Aber das Wort Seelenverwandte hat etwas in mir zum klingen gebracht. Und plötzlich war sie da, die Erinnerung.

Ich muss da 6 Jahre alt gewesen sein, also ein Jahr vor dem Unfall. Es war auf einem Nachbarschafts-Grillfest gewesen. Dies wurde bei uns einmal im Monat gemacht. Ich erinnere mich, dass es mir jedes mal sehr viel Spaß gemacht hat. Meine Eltern tanzten auf der improvisierten Tanzfläche. Sie harmonieren so gut, dass es aussieht, als wären sie eine Person. Unser Nachbar, der neben mir steht sagt mehr zu sich selbst „Sie müssen Seelenverwandte sein, auch wenn sie Menschen sind, haben sie sich irgendwie gefunden." Er schüttelt kurz seinen Kopf und blickt dann zu mir. „Nicht wahr Aurora?
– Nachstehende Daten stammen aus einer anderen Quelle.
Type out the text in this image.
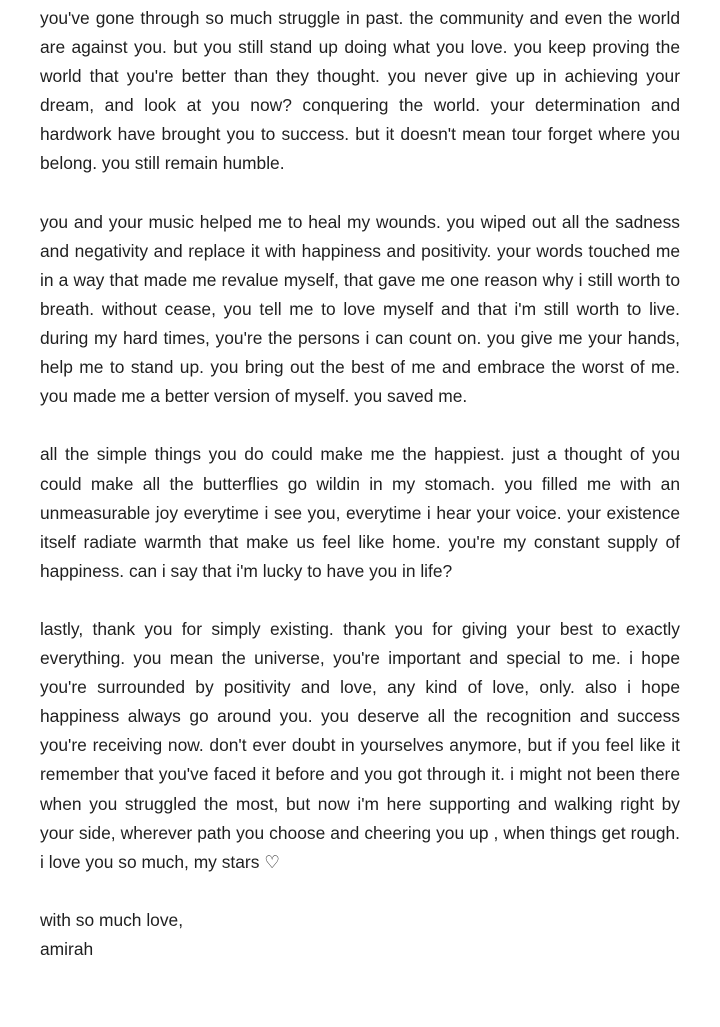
you've gone through so much struggle in past. the community and even the world are against you. but you still stand up doing what you love. you keep proving the world that you're better than they thought. you never give up in achieving your dream, and look at you now? conquering the world. your determination and hardwork have brought you to success. but it doesn't mean tour forget where you belong. you still remain humble.

you and your music helped me to heal my wounds. you wiped out all the sadness and negativity and replace it with happiness and positivity. your words touched me in a way that made me revalue myself, that gave me one reason why i still worth to breath. without cease, you tell me to love myself and that i'm still worth to live. during my hard times, you're the persons i can count on. you give me your hands, help me to stand up. you bring out the best of me and embrace the worst of me. you made me a better version of myself. you saved me.

all the simple things you do could make me the happiest. just a thought of you could make all the butterflies go wildin in my stomach. you filled me with an unmeasurable joy everytime i see you, everytime i hear your voice. your existence itself radiate warmth that make us feel like home. you're my constant supply of happiness. can i say that i'm lucky to have you in life?

lastly, thank you for simply existing. thank you for giving your best to exactly everything. you mean the universe, you're important and special to me. i hope you're surrounded by positivity and love, any kind of love, only. also i hope happiness always go around you. you deserve all the recognition and success you're receiving now. don't ever doubt in yourselves anymore, but if you feel like it remember that you've faced it before and you got through it. i might not been there when you struggled the most, but now i'm here supporting and walking right by your side, wherever path you choose and cheering you up , when things get rough. i love you so much, my stars ♡

with so much love,
amirah
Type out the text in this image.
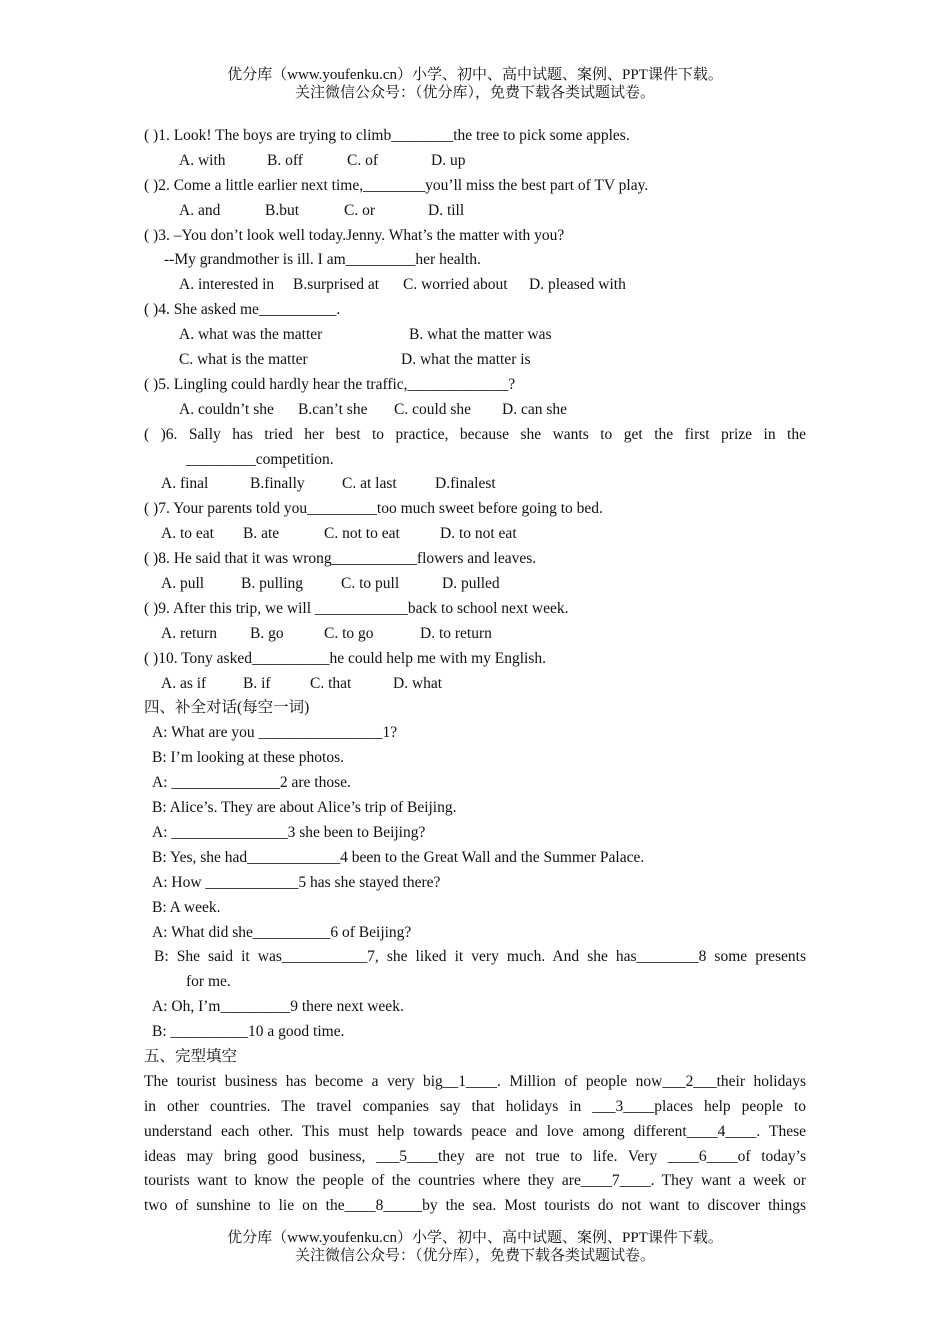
优分库（www.youfenku.cn）小学、初中、高中试题、案例、PPT课件下载。
关注微信公众号：（优分库），免费下载各类试题试卷。
( )1. Look! The boys are trying to climb________the tree to pick some apples.
A. with	B. off	C. of	D. up
( )2. Come a little earlier next time,________you’ll miss the best part of TV play.
A. and	B.but	C. or	D. till
( )3. –You don’t look well today.Jenny. What’s the matter with you?
--My grandmother is ill. I am_________her health.
A. interested in	B.surprised at	C. worried about	D. pleased with
( )4. She asked me__________.
A. what was the matter	B. what the matter was
C. what is the matter	D. what the matter is
( )5. Lingling could hardly hear the traffic,_____________?
A. couldn’t she	B.can’t she	C. could she	D. can she
( )6. Sally has tried her best to practice, because she wants to get the first prize in the
_________competition.
A. final	B.finally	C. at last	D.finalest
( )7. Your parents told you_________too much sweet before going to bed.
A. to eat	B. ate	C. not to eat	D. to not eat
( )8. He said that it was wrong___________flowers and leaves.
A. pull	B. pulling	C. to pull	D. pulled
( )9. After this trip, we will ____________back to school next week.
A. return	B. go	C. to go	D. to return
( )10. Tony asked__________he could help me with my English.
A. as if	B. if	C. that	D. what
四、补全对话(每空一词)
A: What are you ________________1?
B: I’m looking at these photos.
A: ______________2 are those.
B: Alice’s. They are about Alice’s trip of Beijing.
A: _______________3 she been to Beijing?
B: Yes, she had____________4 been to the Great Wall and the Summer Palace.
A: How ____________5 has she stayed there?
B: A week.
A: What did she__________6 of Beijing?
B: She said it was___________7, she liked it very much. And she has________8 some presents
for me.
A: Oh, I’m_________9 there next week.
B: __________10 a good time.
五、完型填空
The tourist business has become a very big__1____. Million of people now___2___their holidays
in other countries. The travel companies say that holidays in ___3____places help people to
understand each other. This must help towards peace and love among different____4____. These
ideas may bring good business, ___5____they are not true to life. Very ____6____of today’s
tourists want to know the people of the countries where they are____7____. They want a week or
two of sunshine to lie on the____8_____by the sea. Most tourists do not want to discover things
优分库（www.youfenku.cn）小学、初中、高中试题、案例、PPT课件下载。
关注微信公众号：（优分库），免费下载各类试题试卷。
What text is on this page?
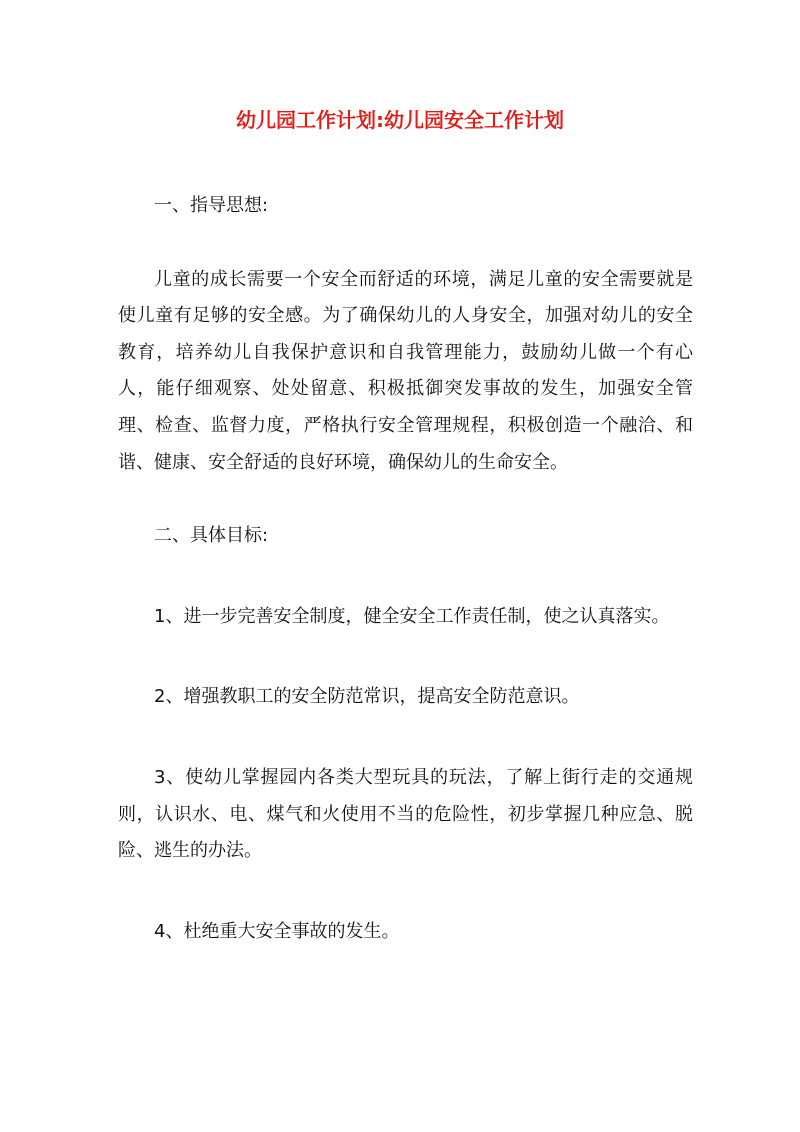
幼儿园工作计划:幼儿园安全工作计划

一、指导思想:

儿童的成长需要一个安全而舒适的环境，满足儿童的安全需要就是使儿童有足够的安全感。为了确保幼儿的人身安全，加强对幼儿的安全教育，培养幼儿自我保护意识和自我管理能力，鼓励幼儿做一个有心人，能仔细观察、处处留意、积极抵御突发事故的发生，加强安全管理、检查、监督力度，严格执行安全管理规程，积极创造一个融洽、和谐、健康、安全舒适的良好环境，确保幼儿的生命安全。

二、具体目标:

1、进一步完善安全制度，健全安全工作责任制，使之认真落实。

2、增强教职工的安全防范常识，提高安全防范意识。

3、使幼儿掌握园内各类大型玩具的玩法，了解上街行走的交通规则，认识水、电、煤气和火使用不当的危险性，初步掌握几种应急、脱险、逃生的办法。

4、杜绝重大安全事故的发生。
Deine Eltern lieben sich so sehr, dass sie Seelenverwandte sind." Er lacht nochmal auf und mischt sich wieder unter die anderen.

So schnell wie die Erinnerung gekommen ist, so schnell verschwindet sie auch wieder. Hoffend, dass Nathan mir mehr über Seelenverwandte erzählt, schaue ich zu ihm.